Por exemplo, em Partes de África, romance de estreia, publicado em 1991, o “autor”-narrador declara que vai escrever um livro baseado em partes da própria vida, mas que vai inventar muita coisa, misturar outras coisas e em geral não fazer a menor distinção entre verdade e invenção. No meio do livro, ele coloca um pedaço de outra obra, uma paródia de Don Juan passada em Portugal durante a ditadura salazarista, e lembra carinhosamente do amigo Luis Garcia de Medeiros, que é o autor dessa paródia. Acontece que Medeiros nunca existiu: é um poeta inventado pelo autor textual e seus amigos artistas do grupo do Café Gelo, de meados dos anos 1950. Assim, o autor do romance faz o “autor”-narrador aparentemente interromper a própria história para homenagear o amigo desaparecido, criando uma quebra estrondosa dentro do livro. Só que essa “quebra” não é verdadeira, e sim um mecanismo que o autor de verdade colocou para falar da ditadura e dar um exemplo do tipo de obra literária que respondia àqueles tempos difíceis.
No quarto romance, o narrador é heterodiegético (antigamente chamado “de terceira pessoa”, ou seja: não é personagem, é apenas uma voz “desencarnada” que conta a história). Mas Sem Nome conta como uma mentira irresponsável e gratuita foi diretamente responsável por resgatar o sentido da vida de um homem maduro e amargurado, ao mesmo tempo em que fez uma moça fútil e alienada repensar a própria vida e tomar uma atitude ética e corajosa. Ou seja, rompe os padrões que o leitor aprendeu a considerar como “certo” e “errado” e obriga a pensar não somente as relações entre verdade e mentira, mas também entre fato histórico e ficção.

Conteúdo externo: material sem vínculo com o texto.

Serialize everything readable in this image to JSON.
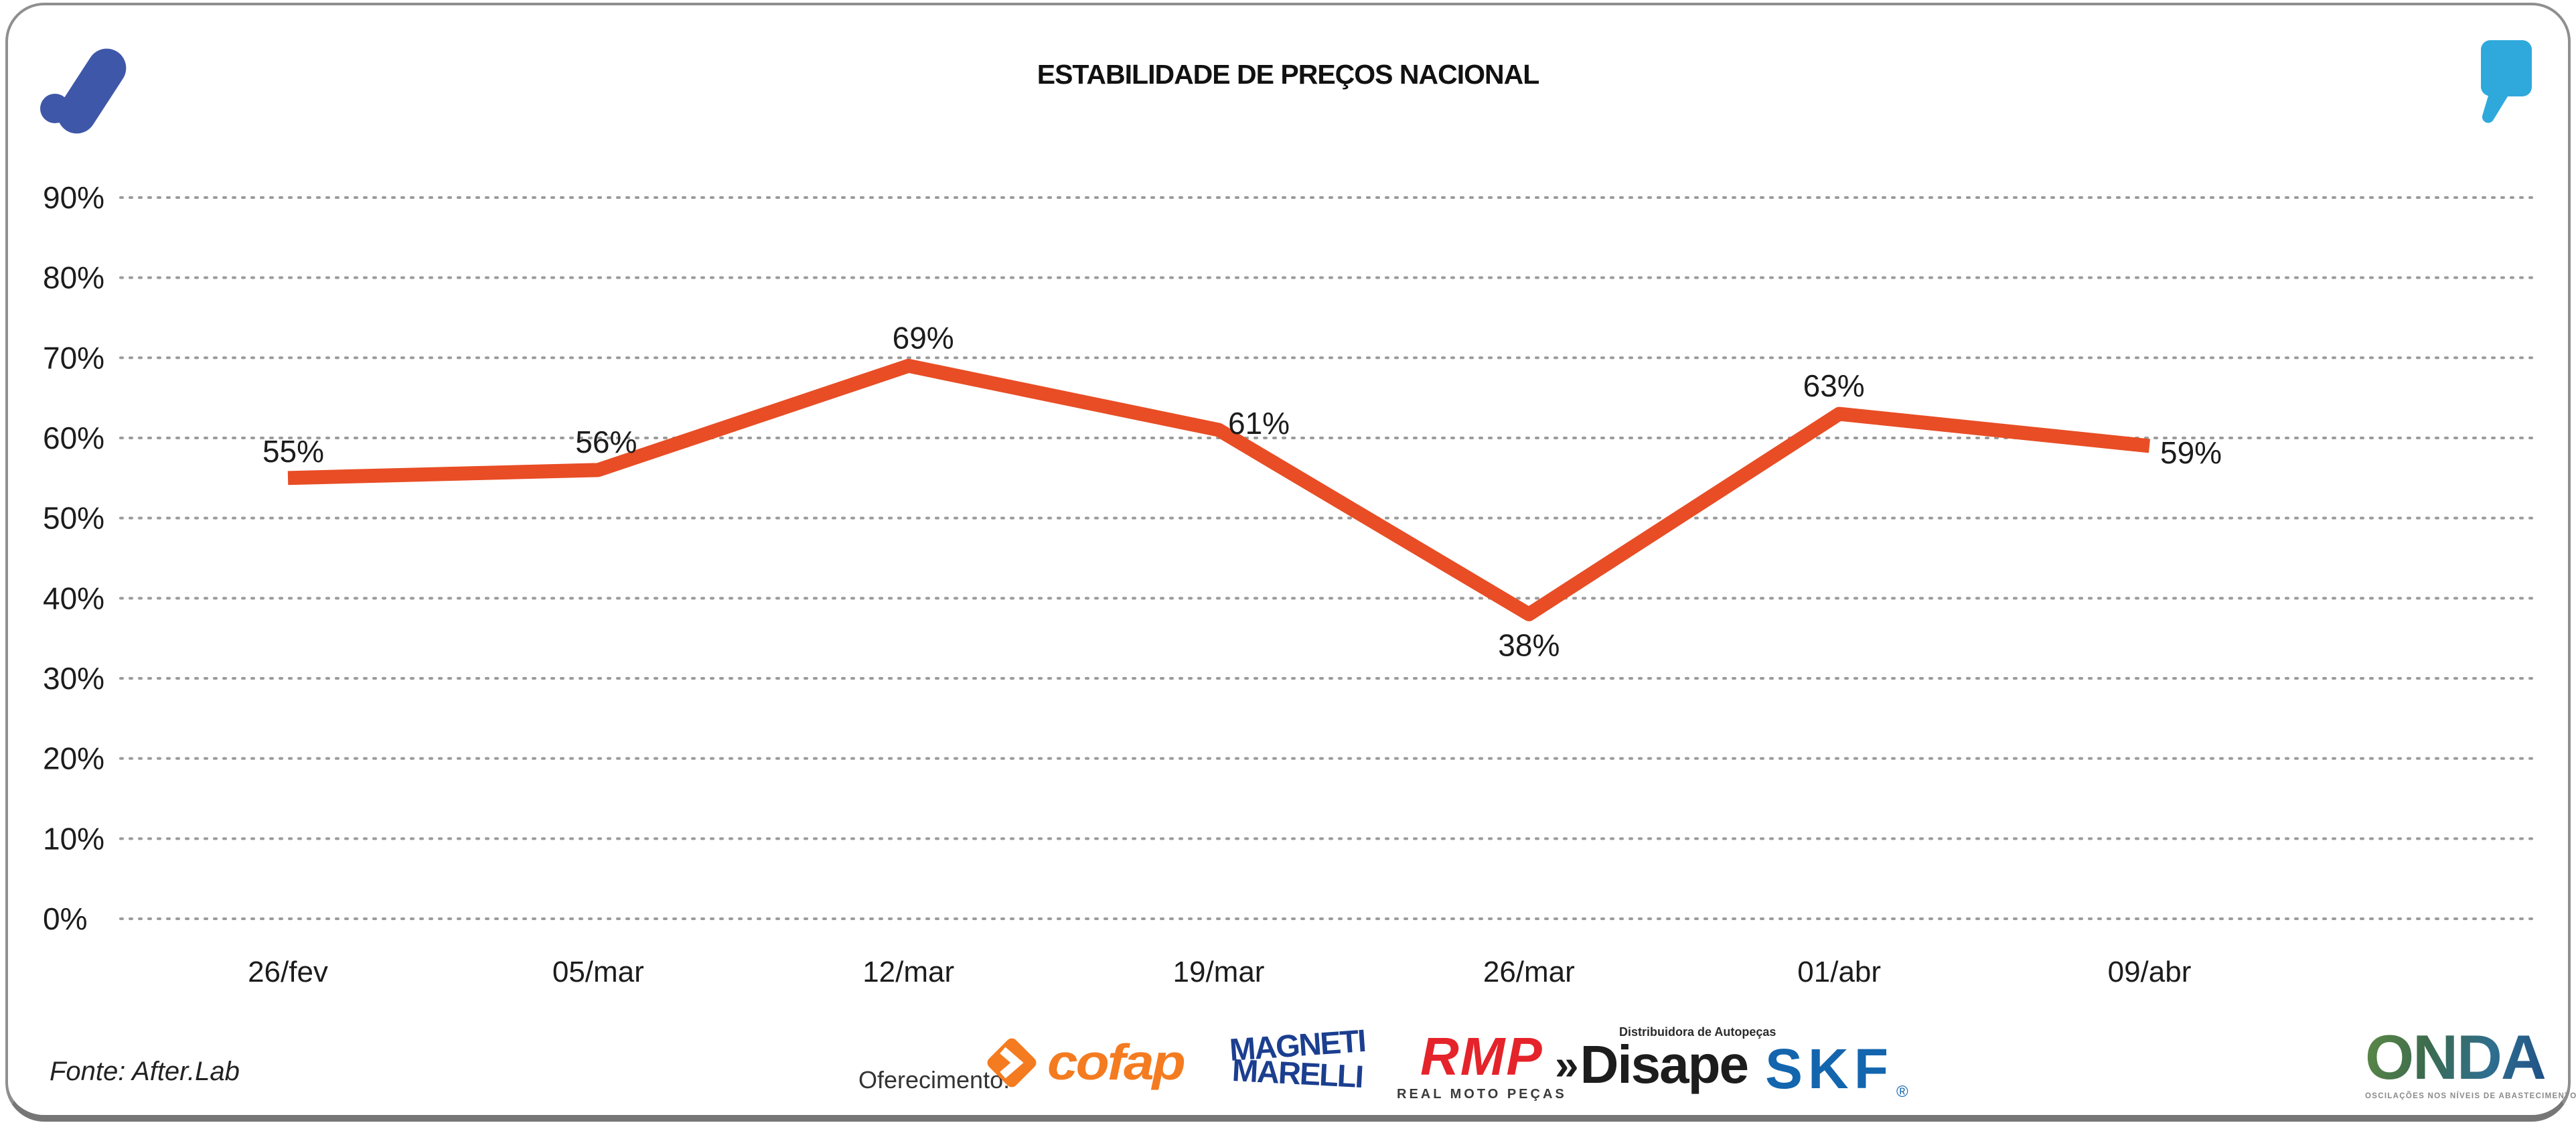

O quinto romance tem uma narradora (portanto, não pode ser confundida com o autor) e é o diário dessa mulher que lemos, como voyeurs. Ela publica partes do diário e a leitura vai criando um expectativa crescente no leitor. Natália parece que se encaminha sempre para um modo de vida mais escandaloso para o burguês, desafiando mais e mais a moral e as convenções. Numa reviravolta, ela acaba a história tendo a atitude mais “careta” possível, sem que essa atitude traga felicidade, realização pessoal ou sentido. Ela apenas repete: “tem de ser assim”. E o leitor fica com a pergunta: por que tem de ser assim? A psicologia da personagem não é explicada de maneira a tranquilizar quem lê.

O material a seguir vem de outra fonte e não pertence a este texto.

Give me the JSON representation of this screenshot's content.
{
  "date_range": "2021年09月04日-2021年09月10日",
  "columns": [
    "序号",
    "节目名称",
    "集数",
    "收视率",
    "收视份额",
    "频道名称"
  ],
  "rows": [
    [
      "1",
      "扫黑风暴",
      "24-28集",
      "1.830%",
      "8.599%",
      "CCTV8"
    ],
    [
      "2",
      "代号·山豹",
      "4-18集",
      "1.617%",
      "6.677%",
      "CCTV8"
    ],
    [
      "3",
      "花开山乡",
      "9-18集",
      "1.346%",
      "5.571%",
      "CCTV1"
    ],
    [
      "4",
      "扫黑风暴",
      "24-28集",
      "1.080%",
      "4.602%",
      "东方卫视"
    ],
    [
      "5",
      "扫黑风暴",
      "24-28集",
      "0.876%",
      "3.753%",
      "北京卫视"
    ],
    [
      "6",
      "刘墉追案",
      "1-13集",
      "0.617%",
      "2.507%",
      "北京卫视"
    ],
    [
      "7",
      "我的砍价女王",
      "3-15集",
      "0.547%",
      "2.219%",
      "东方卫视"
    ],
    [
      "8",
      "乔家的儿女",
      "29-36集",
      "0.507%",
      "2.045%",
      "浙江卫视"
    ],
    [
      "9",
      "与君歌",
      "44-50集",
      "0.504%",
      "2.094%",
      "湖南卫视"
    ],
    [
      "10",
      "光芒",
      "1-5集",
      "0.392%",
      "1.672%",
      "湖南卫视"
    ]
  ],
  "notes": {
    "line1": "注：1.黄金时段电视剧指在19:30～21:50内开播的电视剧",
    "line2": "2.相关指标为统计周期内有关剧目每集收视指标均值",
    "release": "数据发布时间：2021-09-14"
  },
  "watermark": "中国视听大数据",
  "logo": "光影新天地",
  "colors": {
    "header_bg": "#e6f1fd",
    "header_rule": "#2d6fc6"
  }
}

No sexto romance, lançado em Setembro de 2013 no Brasil, retorna triunfalmente o “autor”-narrador, para uma experiência ainda mais radical: convidado por uma personagem, ele tenta imaginar o que aconteceu na vida de outra pessoa. E, sabendo que essa história já não é mais uma investigação sobre o passado, mas uma invenção, ele duplica a outra pessoa e cria uma narrativa possível, mas inverossímil, sobre ela. A personagem que o convidou a contar a história lê o primeiro esboço e detesta o que leu: da conversa entre os dois, surgem indícios que apontam para um crime, mas a investigação nunca será concluída.

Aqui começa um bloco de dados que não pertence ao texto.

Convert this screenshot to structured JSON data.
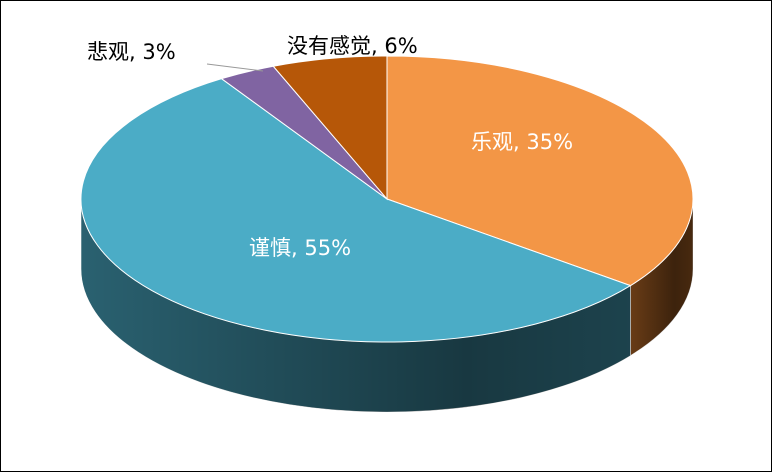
{
  "chart_data": {
    "type": "pie",
    "style": "3d",
    "start": "12 o'clock, clockwise",
    "slices": [
      {
        "label": "乐观",
        "value": 35,
        "display": "乐观, 35%",
        "color": "#F39646",
        "side": "#6E3F17",
        "label_pos": "inside"
      },
      {
        "label": "谨慎",
        "value": 55,
        "display": "谨慎, 55%",
        "color": "#4BACC6",
        "side": "#2C6676",
        "label_pos": "inside"
      },
      {
        "label": "悲观",
        "value": 3,
        "display": "悲观, 3%",
        "color": "#8064A2",
        "side": "#4B3A60",
        "label_pos": "outside"
      },
      {
        "label": "没有感觉",
        "value": 6,
        "display": "没有感觉, 6%",
        "color": "#B65708",
        "side": "#6A3204",
        "label_pos": "outside"
      }
    ]
  }
}
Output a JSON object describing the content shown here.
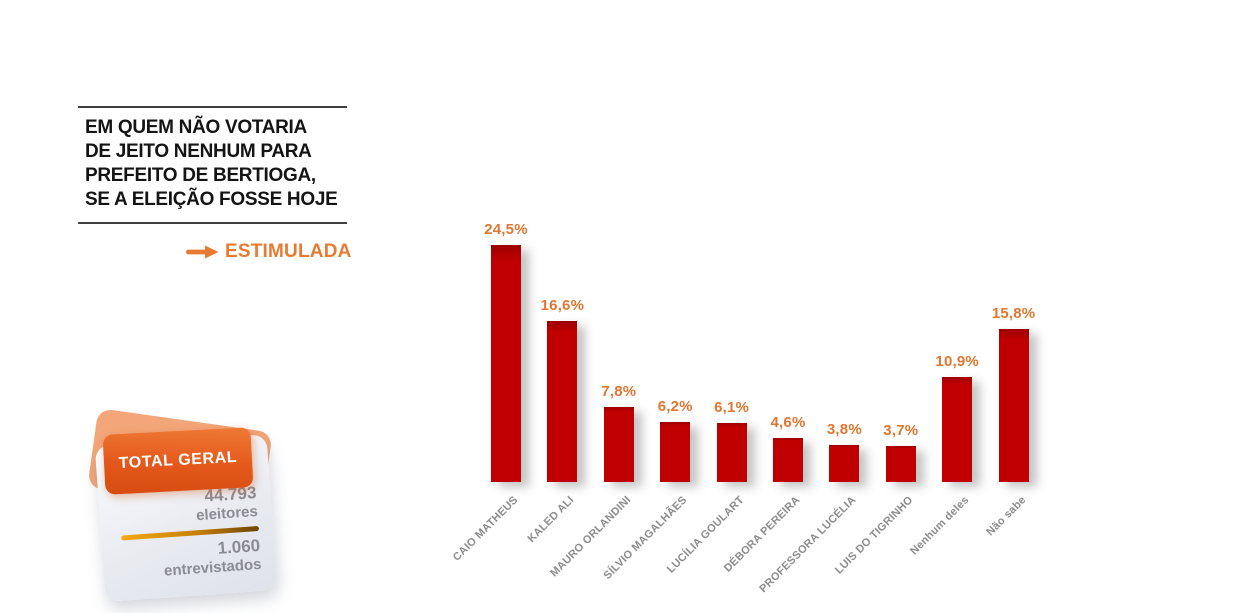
{
  "header": {
    "title_lines": [
      "EM QUEM NÃO VOTARIA",
      "DE JEITO NENHUM PARA",
      "PREFEITO DE BERTIOGA,",
      "SE A ELEIÇÃO FOSSE HOJE"
    ],
    "method_label": "ESTIMULADA"
  },
  "summary_card": {
    "badge_label": "TOTAL GERAL",
    "stats": [
      {
        "value": "44.793",
        "label": "eleitores"
      },
      {
        "value": "1.060",
        "label": "entrevistados"
      }
    ]
  },
  "chart_data": {
    "type": "bar",
    "title": "EM QUEM NÃO VOTARIA DE JEITO NENHUM PARA PREFEITO DE BERTIOGA, SE A ELEIÇÃO FOSSE HOJE — ESTIMULADA",
    "categories": [
      "CAIO MATHEUS",
      "KALED ALI",
      "MAURO ORLANDINI",
      "SÍLVIO MAGALHÃES",
      "LUCÍLIA GOULART",
      "DÉBORA PEREIRA",
      "PROFESSORA LUCÉLIA",
      "LUIS DO TIGRINHO",
      "Nenhum deles",
      "Não sabe"
    ],
    "values": [
      24.5,
      16.6,
      7.8,
      6.2,
      6.1,
      4.6,
      3.8,
      3.7,
      10.9,
      15.8
    ],
    "value_labels": [
      "24,5%",
      "16,6%",
      "7,8%",
      "6,2%",
      "6,1%",
      "4,6%",
      "3,8%",
      "3,7%",
      "10,9%",
      "15,8%"
    ],
    "xlabel": "",
    "ylabel": "",
    "ylim": [
      0,
      26
    ],
    "grid": false,
    "legend": false,
    "bar_color": "#C00000",
    "value_label_color": "#E0762F",
    "category_label_color": "#8C8C8C"
  },
  "colors": {
    "accent_orange": "#E87B33",
    "bar_red": "#C00000",
    "title_text": "#141414",
    "rule_gray": "#3F3F3F",
    "stat_gray": "#8B8B93",
    "gold_line_start": "#F2A91B",
    "gold_line_end": "#6B4400"
  }
}
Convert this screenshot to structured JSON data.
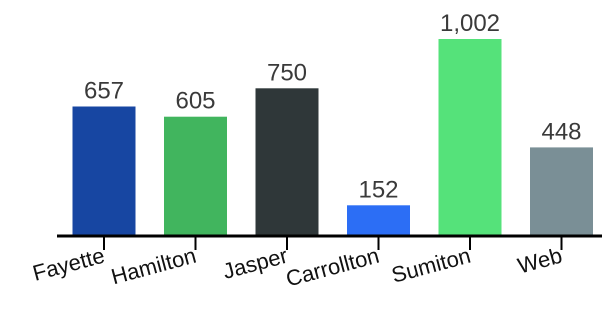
{
  "chart_data": {
    "type": "bar",
    "categories": [
      "Fayette",
      "Hamilton",
      "Jasper",
      "Carrollton",
      "Sumiton",
      "Web"
    ],
    "values": [
      657,
      605,
      750,
      152,
      1002,
      448
    ],
    "value_labels": [
      "657",
      "605",
      "750",
      "152",
      "1,002",
      "448"
    ],
    "colors": [
      "#1746A2",
      "#41B55E",
      "#2F3739",
      "#2C6EF5",
      "#55E27A",
      "#7A8F96"
    ],
    "ylim": [
      0,
      1002
    ],
    "title": "",
    "xlabel": "",
    "ylabel": "",
    "grid": false,
    "legend": "none"
  }
}
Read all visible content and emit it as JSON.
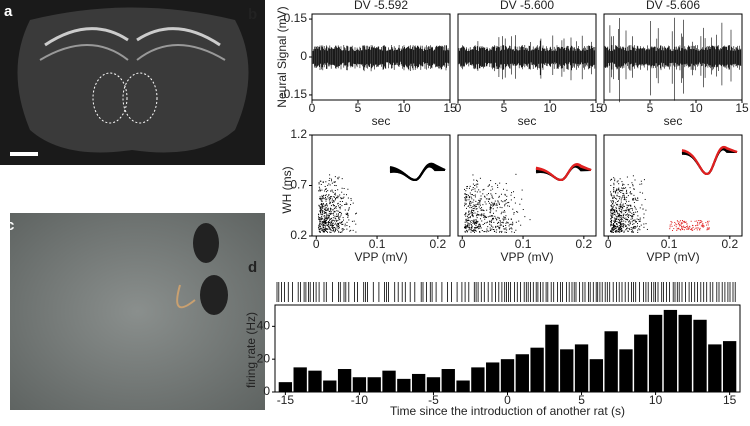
{
  "panel_labels": [
    "a",
    "b",
    "c",
    "d"
  ],
  "chart_data": [
    {
      "type": "trace",
      "title": "DV -5.592",
      "y_label": "Neural Signal (mV)",
      "x_label": "sec",
      "xlim": [
        0,
        15
      ],
      "xticks": [
        0,
        5,
        10,
        15
      ],
      "ylim": [
        -0.17,
        0.17
      ],
      "yticks": [
        0.15,
        0,
        -0.15
      ]
    },
    {
      "type": "trace",
      "title": "DV -5.600",
      "x_label": "sec",
      "xlim": [
        0,
        15
      ],
      "xticks": [
        0,
        5,
        10,
        15
      ],
      "ylim": [
        -0.17,
        0.17
      ]
    },
    {
      "type": "trace",
      "title": "DV -5.606",
      "x_label": "sec",
      "xlim": [
        0,
        15
      ],
      "xticks": [
        0,
        5,
        10,
        15
      ],
      "ylim": [
        -0.17,
        0.17
      ]
    },
    {
      "type": "scatter",
      "y_label": "WH (ms)",
      "x_label": "VPP (mV)",
      "xlim": [
        -0.007,
        0.22
      ],
      "xticks": [
        0,
        0.1,
        0.2
      ],
      "ylim": [
        0.2,
        1.2
      ],
      "yticks": [
        0.2,
        0.7,
        1.2
      ]
    },
    {
      "type": "scatter",
      "x_label": "VPP (mV)",
      "xlim": [
        -0.007,
        0.22
      ],
      "xticks": [
        0,
        0.1,
        0.2
      ],
      "ylim": [
        0.2,
        1.2
      ]
    },
    {
      "type": "scatter",
      "x_label": "VPP (mV)",
      "xlim": [
        -0.007,
        0.22
      ],
      "xticks": [
        0,
        0.1,
        0.2
      ],
      "ylim": [
        0.2,
        1.2
      ]
    },
    {
      "type": "bar",
      "y_label": "firing rate (Hz)",
      "x_label": "Time since the introduction of another rat (s)",
      "color": "#000000",
      "x": [
        -15,
        -14,
        -13,
        -12,
        -11,
        -10,
        -9,
        -8,
        -7,
        -6,
        -5,
        -4,
        -3,
        -2,
        -1,
        0,
        1,
        2,
        3,
        4,
        5,
        6,
        7,
        8,
        9,
        10,
        11,
        12,
        13,
        14,
        15
      ],
      "values": [
        6,
        15,
        13,
        7,
        14,
        9,
        9,
        13,
        8,
        11,
        9,
        14,
        7,
        15,
        18,
        20,
        23,
        27,
        41,
        26,
        29,
        20,
        37,
        26,
        35,
        47,
        50,
        47,
        44,
        29,
        31
      ],
      "xlim": [
        -15.7,
        15.7
      ],
      "xticks": [
        -15,
        -10,
        -5,
        0,
        5,
        10,
        15
      ],
      "ylim": [
        0,
        53
      ],
      "yticks": [
        0,
        20,
        40
      ]
    }
  ]
}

A inadequação do narrador também se dá, desde o terceiro romance, pelo fato de que o narrador, seja ele qual for, cede a voz em alguns momentos para que outra personagem conte a mesma história, criando versões que não são incompatíveis, mas que estragam a coesão da versão anterior. Esse ato de contar a história em camadas, cada uma atrapalhando a outra, em vez de completar o que já foi dito, é responsável pela sensação de que, no final da leitura, é preciso ler novamente; que alguma pista escapou ao leitor. Ao contrário do romance-enigma que é solucionado no fim da leitura, de que falei no primeiro parágrafo deste texto, o romance de Helder Macedo se revela como enigma no final de leitura, deixando ao leitor não a resposta pronta e tranquilizadora, mas uma nova série de perguntas, que faz com que a história contada não se feche jamais.